Extensão do khanato mongol em suas fases / Crédito: Reprodução

 

Dois anos após a morte de Gêngis Khan, o terceiro filho do conquistador, Ögedei (1186-1241), levou adiante a campanha de conquista: aniquilou a dinastia Jin, no nordeste da China, e tomou Moscou, a Polônia e quase toda a Hungria. Ögedei estava às portas de Viena e de Veneza, no ano 1241, quando morreu.

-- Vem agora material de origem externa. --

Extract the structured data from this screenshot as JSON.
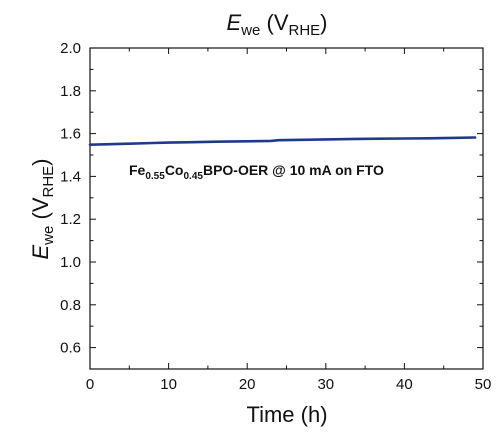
{
  "chart_data": {
    "type": "line",
    "title": {
      "main": "E",
      "sub": "we",
      "unit_open": " (V",
      "unit_sub": "RHE",
      "unit_close": ")"
    },
    "xlabel": "Time (h)",
    "ylabel": {
      "main": "E",
      "sub": "we",
      "unit_open": " (V",
      "unit_sub": "RHE",
      "unit_close": ")"
    },
    "xlim": [
      0,
      50
    ],
    "ylim": [
      0.5,
      2.0
    ],
    "xticks": [
      0,
      10,
      20,
      30,
      40,
      50
    ],
    "xtick_labels": [
      "0",
      "10",
      "20",
      "30",
      "40",
      "50"
    ],
    "yticks": [
      0.6,
      0.8,
      1.0,
      1.2,
      1.4,
      1.6,
      1.8,
      2.0
    ],
    "ytick_labels": [
      "0.6",
      "0.8",
      "1.0",
      "1.2",
      "1.4",
      "1.6",
      "1.8",
      "2.0"
    ],
    "grid": false,
    "annotation": {
      "parts": [
        "Fe",
        "0.55",
        "Co",
        "0.45",
        "BPO-OER @ 10 mA on FTO"
      ]
    },
    "series": [
      {
        "color": "#1f3a8a",
        "x": [
          0,
          2,
          5,
          8,
          10,
          13,
          16,
          20,
          23,
          24,
          27,
          30,
          34,
          37,
          40,
          43,
          46,
          49
        ],
        "y": [
          1.548,
          1.55,
          1.553,
          1.556,
          1.558,
          1.56,
          1.562,
          1.564,
          1.566,
          1.569,
          1.571,
          1.573,
          1.575,
          1.576,
          1.577,
          1.578,
          1.58,
          1.582
        ]
      }
    ]
  }
}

A demora na sucessão, que só se completaria em 1246, freou o avanço na Europa. O império começou a ruir a partir de 1260, quando Ariq Böke se tornou imperador na ausência do irmão, Kublai Khan (1215-1294). O conquistador retomou o trono, mas, após sua morte, o reino se dividiu. Começou então uma série de conflitos com os chineses, que, a partir de 1644, dominariam a Mongólia até o início do século 20.

Em 1911, os mongóis declararam sua independência. Em 1924, uma revolução comunista fez com que o país se aproximasse da União Soviética. Durante a Segunda Guerra Mundial, as tentativas japonesas de ocupação do país foram frustradas pelo exército soviético e, em 1945, com a Conferência de Yalta, Stalin negociou o mantimento da independência da Mongólia Exterior, mas sob influência russa, como exigência para a participação da URSS na Guerra no Pacífico. Com isso, a Mongólia tornou-se satélite da URSS stalinista.

Mongolia atual / Crédito: Reprodução

 

Essa nova situação perdurou até 1990, com a dissolução do bloco comunista. O que não significa que a nação esteja perto de reviver os tempos áureos. Pelo contrário: nesses 19 anos de autonomia, a Mongólia se tornou financeiramente dependente de seu grande adversário histórico, a China.